El domingo, 20 de enero de 2013

EL II DOMINGO ORDINARIO

(Isaías 62:1-5; I Corintios 12:4-11; Juan 2:1-11)


Es notable el servicio dado a los pasajeros de la primera clase.  Incluye todo para hacer el vuelo cómodo.  Primero asegura que la gente no tenga que esperar en la fila de seguridad y sea los primeros para abordar el avión.  Antes de que entren los demás, les ofrece un aperitivo.  Y una vez que la nave despegue, les festeja con una comida rica.  Este es el tipo de atención que los comensales reciben en la boda de Caná.

Encontramos a Jesús en la fiesta con sus discípulos y su madre.  Todos están disfrutando el banquete cuando se agota el vino.  Se preocupa María a lo mejor por la reputación de los novios tanto como por la satisfacción de los asistentes.  Como muchos nosotros ella quiere ver a todos complacidos.  De hecho, el placer se ha hecho en una prioridad en nuestros tiempos.  Se promueven píldoras que supuestamente reducen el peso sin sufrir nada de hambre.  Más en conforme con la cuestión aquí, se piensa hoy en día que el propósito principal del matrimonio es satisfacer los deseos de cada cónyuge.  Por supuesto, no es malo que las parejas sientan contentas, pero existen propósitos más transcendentes.

Jesús no comparte de la idea que el placer es del mayor valor.  Siempre se enfoca en la voluntad de Dios Padre como el guía de su vida.  Cuando cuenta a su madre: “Todavía no llega mi hora”, está proponiendo a todos nosotros que, como él, debamos recorrer a Dios para determinar cómo hemos de vivir.  Así, veremos el bien de los esposos y la procreación de hijos como los dos propósitos justos del matrimonio.  Vale la pena reflexionar sobre cada uno en estos días tan turbulentos para las familias. 
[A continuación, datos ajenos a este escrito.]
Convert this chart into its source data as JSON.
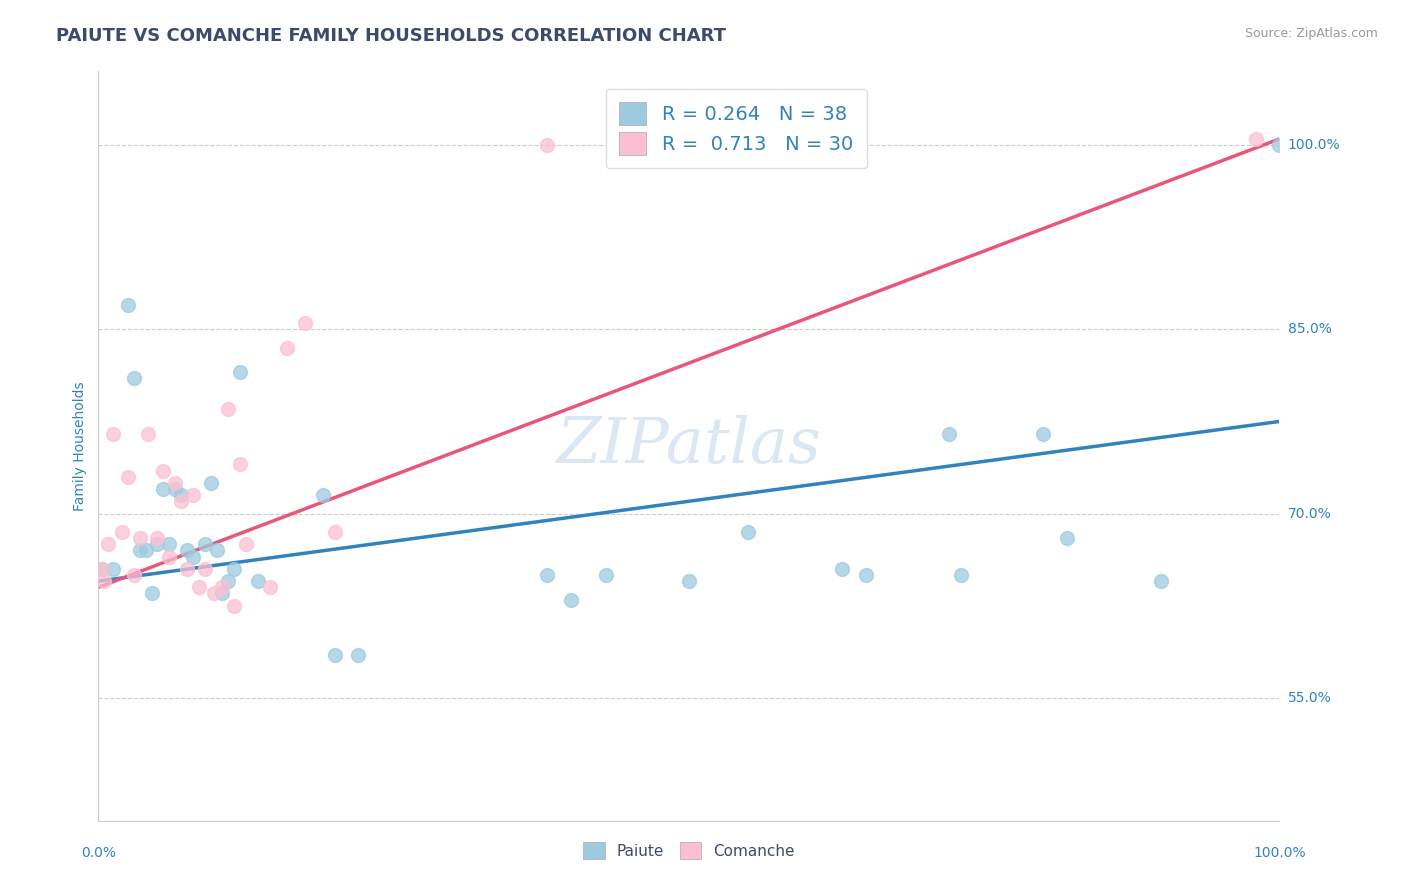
{
  "title": "PAIUTE VS COMANCHE FAMILY HOUSEHOLDS CORRELATION CHART",
  "source": "Source: ZipAtlas.com",
  "ylabel": "Family Households",
  "watermark": "ZIPatlas",
  "legend_blue_r": "R = 0.264",
  "legend_blue_n": "N = 38",
  "legend_pink_r": "R = 0.713",
  "legend_pink_n": "N = 30",
  "blue_scatter_color": "#9ecae1",
  "pink_scatter_color": "#fcbfd2",
  "blue_line_color": "#3182bd",
  "pink_line_color": "#e8577a",
  "title_color": "#3d4a6b",
  "axis_label_color": "#3182bd",
  "grid_color": "#cccccc",
  "background_color": "#ffffff",
  "paiute_x": [
    0.3,
    1.2,
    2.5,
    3.0,
    3.5,
    4.0,
    4.5,
    5.0,
    5.5,
    6.0,
    6.5,
    7.0,
    7.5,
    8.0,
    9.0,
    9.5,
    10.0,
    10.5,
    11.0,
    11.5,
    12.0,
    13.5,
    19.0,
    20.0,
    22.0,
    38.0,
    40.0,
    43.0,
    50.0,
    55.0,
    63.0,
    65.0,
    72.0,
    73.0,
    80.0,
    82.0,
    90.0,
    100.0
  ],
  "paiute_y": [
    65.5,
    65.5,
    87.0,
    81.0,
    67.0,
    67.0,
    63.5,
    67.5,
    72.0,
    67.5,
    72.0,
    71.5,
    67.0,
    66.5,
    67.5,
    72.5,
    67.0,
    63.5,
    64.5,
    65.5,
    81.5,
    64.5,
    71.5,
    58.5,
    58.5,
    65.0,
    63.0,
    65.0,
    64.5,
    68.5,
    65.5,
    65.0,
    76.5,
    65.0,
    76.5,
    68.0,
    64.5,
    100.0
  ],
  "comanche_x": [
    0.3,
    0.5,
    0.8,
    1.2,
    2.0,
    2.5,
    3.0,
    3.5,
    4.2,
    5.0,
    5.5,
    6.0,
    6.5,
    7.0,
    7.5,
    8.0,
    8.5,
    9.0,
    9.8,
    10.5,
    11.0,
    11.5,
    12.0,
    12.5,
    14.5,
    16.0,
    17.5,
    20.0,
    38.0,
    98.0
  ],
  "comanche_y": [
    65.5,
    64.5,
    67.5,
    76.5,
    68.5,
    73.0,
    65.0,
    68.0,
    76.5,
    68.0,
    73.5,
    66.5,
    72.5,
    71.0,
    65.5,
    71.5,
    64.0,
    65.5,
    63.5,
    64.0,
    78.5,
    62.5,
    74.0,
    67.5,
    64.0,
    83.5,
    85.5,
    68.5,
    100.0,
    100.5
  ],
  "blue_line_x": [
    0.0,
    100.0
  ],
  "blue_line_y": [
    64.5,
    77.5
  ],
  "pink_line_x": [
    0.0,
    100.0
  ],
  "pink_line_y": [
    64.0,
    100.5
  ],
  "xlim": [
    0.0,
    100.0
  ],
  "ylim": [
    45.0,
    106.0
  ],
  "yticks": [
    55.0,
    70.0,
    85.0,
    100.0
  ],
  "ytick_labels": [
    "55.0%",
    "70.0%",
    "85.0%",
    "100.0%"
  ],
  "title_fontsize": 13,
  "source_fontsize": 9,
  "axis_label_fontsize": 10,
  "legend_fontsize": 14,
  "tick_fontsize": 10
}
El “bien” del hombre y la mujer es, en primer lugar, que lleguen a Dios, el sumo bien.  Los dos tienen que ayudar a uno y otro aprender a amar como Dios ama.  Este amor conlleva gran satisfacción pero también requiere sacrificio.  Comenta un teólogo: “El matrimonio es la última y la mejor oportunidad de llegar a ser persona con calor humano”.  Eso es, el matrimonio facilita que las dos parejas traten al uno y al otro como tan importante como sí mismo.  Aprenden que – como nos han dicho nuestras madres – el mundo no gira en torno a sí mismo.  Más bien estamos en la tierra para servir a Dios y a los demás. 

Tanto como el compromiso a servir, el matrimonio enseña cómo ser fiel como Dios.  Hoy día el Internet está provocando lo contrario.  Pues, si uno no siente satisfecho con su cónyuge sólo tiene que buscar a otro con cualidades más amenas por uno de los varios servicios de contactos ofrecidos en el Internet.  El matrimonio insiste que no haya alternativas, que la intimidad sea inclusiva al uno y al otro, venga lo que venga. 

¿Es necesario que los dos sean de diferentes sexos para realizar el amor divino?  Este interrogante aparece hoy día con cada vez más insistencia.  Algunos dirán que no desde que en ningún caso – heterosexual u homosexual – las dos personas son exactamente igual de modo que aun las parejas homosexuales tengan que luchar para aceptar al otro.  Pero este modo de pensar no tiene en cuenta que las diferencias entre el hombre y la mujer son físicamente complementarias para que formen una nueva unidad, generando vida nueva y profundizando su amor.

La procreación y la educación de niños constituyen el otro propósito del matrimonio. Para la procreación se necesita absolutamente la materia biológica de ambos sexos.  Para la educación se requiere las virtudes generalmente asociadas con los dos.  Al caso aquí es el hecho que los hijos son seres humanos con dignidad alta.  No son para cumplir los deseos de sus padres.  Más bien, obligan a los padres que les provean lo mejor posible.  Por esta razón lamentamos con toda el alma la legalización del aborto que le da a la mujer permiso a descartar a su bebé si le da la gana.

En el evangelio se transforma el agua de las tinajas usadas para los ritos de purificación en el vino para dar la alegría.  No se debe perder el significado de este hecho.  El vino nuevo en el evangelio siempre representa a Jesús que viene para darnos la felicidad eterna.  Él reemplaza las leyes judíos que han fallado a hacer a la gente feliz.  Lo hace por su sabiduría que exige tanto el sacrificio como la fidelidad en el matrimonio.  Aún más beneficiosamente Jesús nos hace posible la felicidad por su propia sangre – también representada por  el vino – que nos hace hijos de Dios destinados a la vida eterna. Sí, es el vino hecho en la sangre de Jesús que nos hace hijos de Dios.